Former Bibb County school Superintendent Romain Dallemand wants $10 million from the school system for what he maintains are violations of his severance agreement with the district.
In his filing with the American Arbitration Association, Dallemand contends that school board members “flagrantly and intentionally” breached his severance agreement and committed “acts of libel and slander” against him.
Specifically, Dallemand cites paragraphs six and seven of the agreement, which state that board members had agreed to release Dallemand of “all claims, known or unknown,” and that they would “not make any statement of any kind ... that may reasonably be considered to disparage or impugn the other’s work and/or reputation.”
The Telegraph obtained the Jan. 28 filing through an Open Records Act request. Dallemand paid a filing fee of $14,900 to the association, documents showed.
The Telegraph tried to contact Dallemand at his Florida home. A person who identified himself as Dallemand answered the phone. When a Telegraph reporter identified himself, Dallemand said “no comment” and hung up.

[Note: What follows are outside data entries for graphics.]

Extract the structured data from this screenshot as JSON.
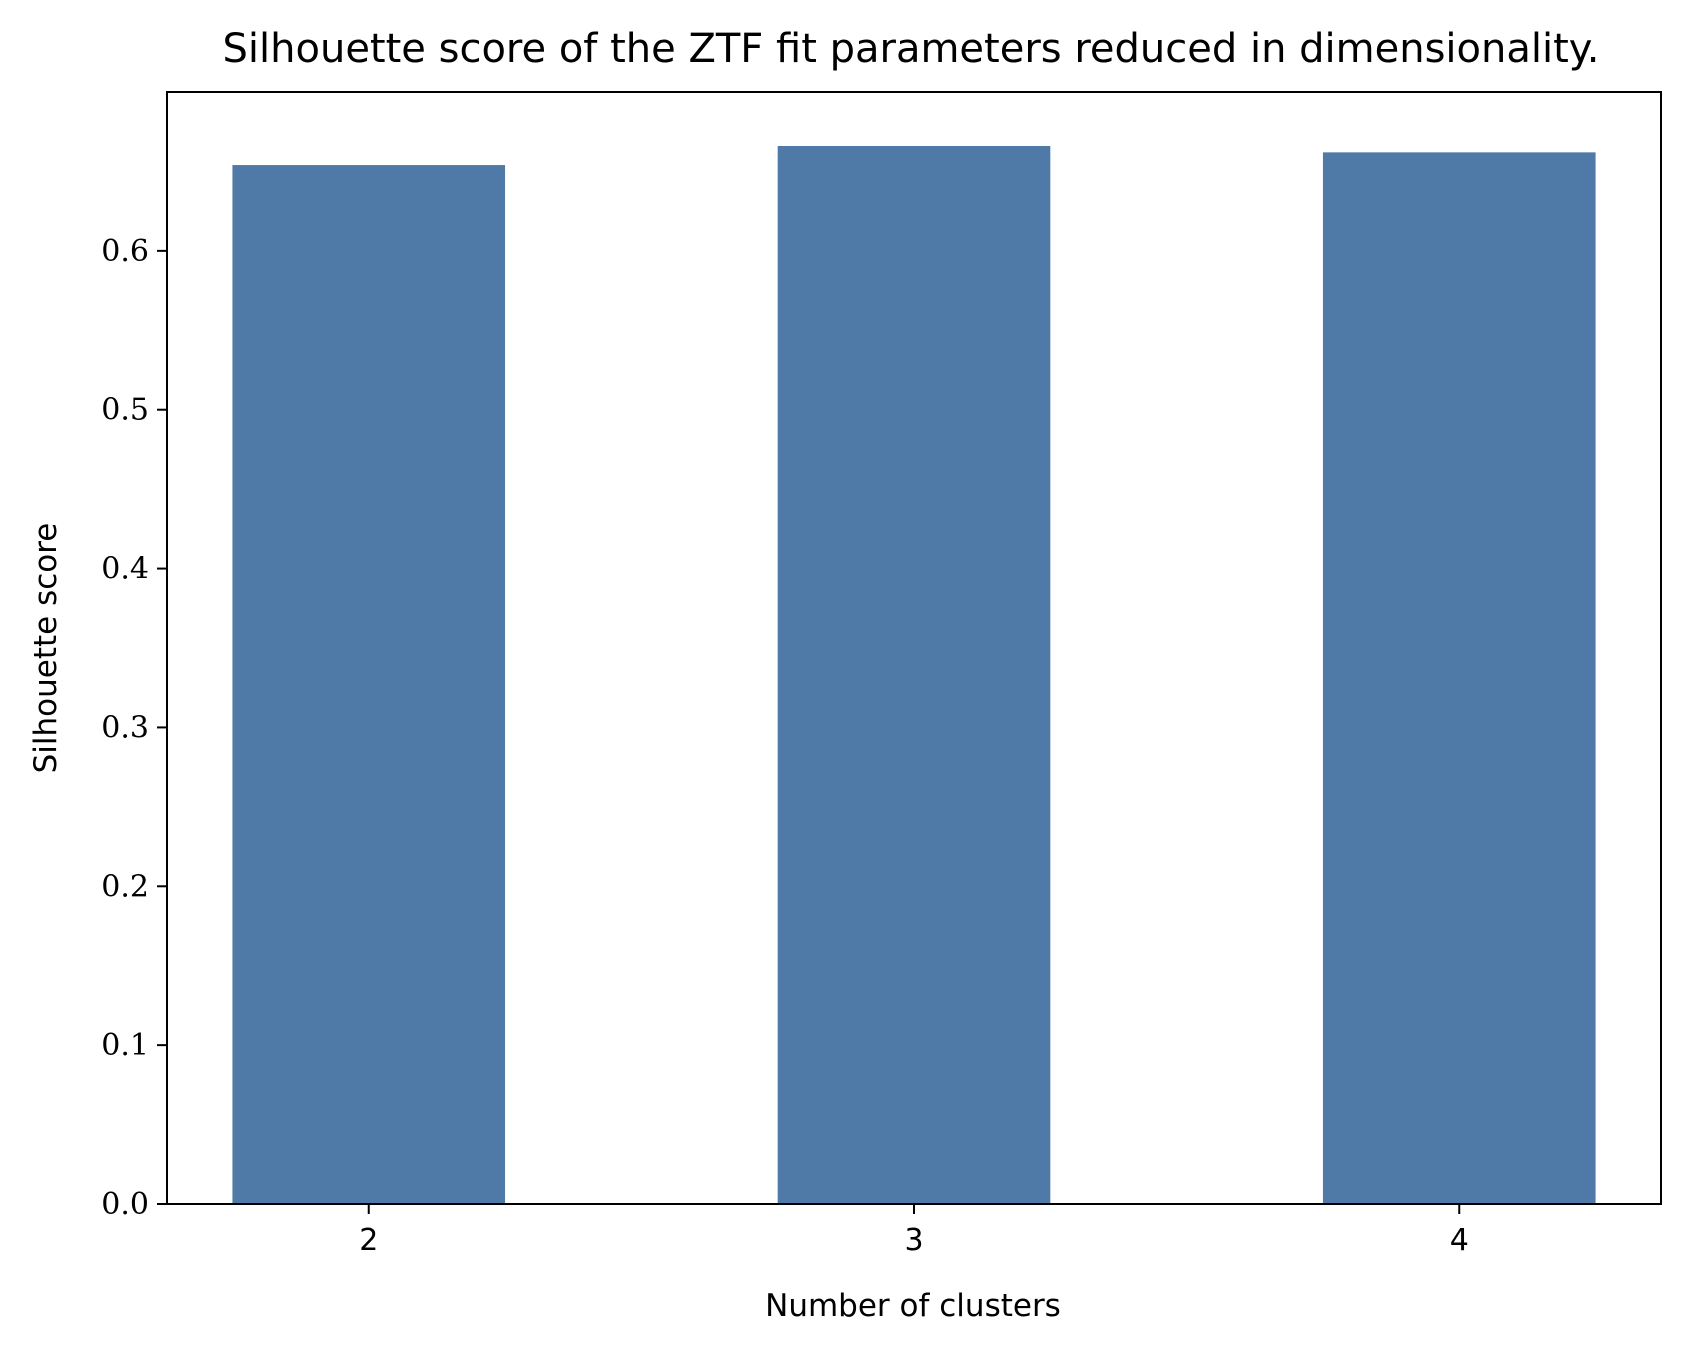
{
  "chart_data": {
    "type": "bar",
    "title": "Silhouette score of the ZTF fit parameters reduced in dimensionality.",
    "xlabel": "Number of clusters",
    "ylabel": "Silhouette score",
    "categories": [
      "2",
      "3",
      "4"
    ],
    "values": [
      0.654,
      0.666,
      0.662
    ],
    "ylim": [
      0,
      0.7
    ],
    "yticks": [
      0.0,
      0.1,
      0.2,
      0.3,
      0.4,
      0.5,
      0.6
    ],
    "ytick_labels": [
      "0.0",
      "0.1",
      "0.2",
      "0.3",
      "0.4",
      "0.5",
      "0.6"
    ],
    "bar_color": "#4f79a6",
    "grid": false,
    "legend": "none"
  }
}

Board members declined to comment on the complaint, saying the matter involved pending litigation.
In the filing, Dallemand also condemned an audit report from the accounting firm Mauldin & Jenkins nearly a year ago, maintaining that it contained “fictive and false findings” and “unjustly impugned and maligned” his reputation.
That audit, presented to the Bibb school board after Dallemand had left the district, said Dallemand had repeatedly violated school board policy by ordering more than $26 million in technology equipment and services without the required, prior approval of the board.
Later, the school system sent a copy of that audit and the findings of its own investigation to the state’s Professional Standards Commission, Georgia’s educator regulatory agency, and the state Attorney General’s Office. This past October, the PSC voted to revoke Dallemand’s certification.
In his complaint, Dallemand attached exhibits to support his claim, including a copy of the audit in question and three Telegraph articles. Those articles detailed the audit’s findings, the board’s aim to explore options for investigating the matter, and former interim Superintendent Steve Smith’s intention to notify the PSC.
Dallemand’s arbitration filing came just a couple of weeks after he appealed the PSC’s revocation of his license, asking the agency to reverse its decision and reopen the proceedings. He claimed he was never notified of the decision and learned of it only after the 30-day appeal period had passed.
The appeal was denied, said Paul Shaw, director of the PSC’s ethics division. If Dallemand wants his license back, he added, he will have to start by filing suit in Superior Court.
Dallemand was hired as the district’s superintendent in February 2011. He launched a strategic plan for the district, which he dubbed the Macon Miracle. His administration was beset by controversy, from clashes with board members to questions about his spending.
The board eventually voted 7-1, with Lester Miller voting against, to buy out Dallemand’s contract for $350,000 in February 2013.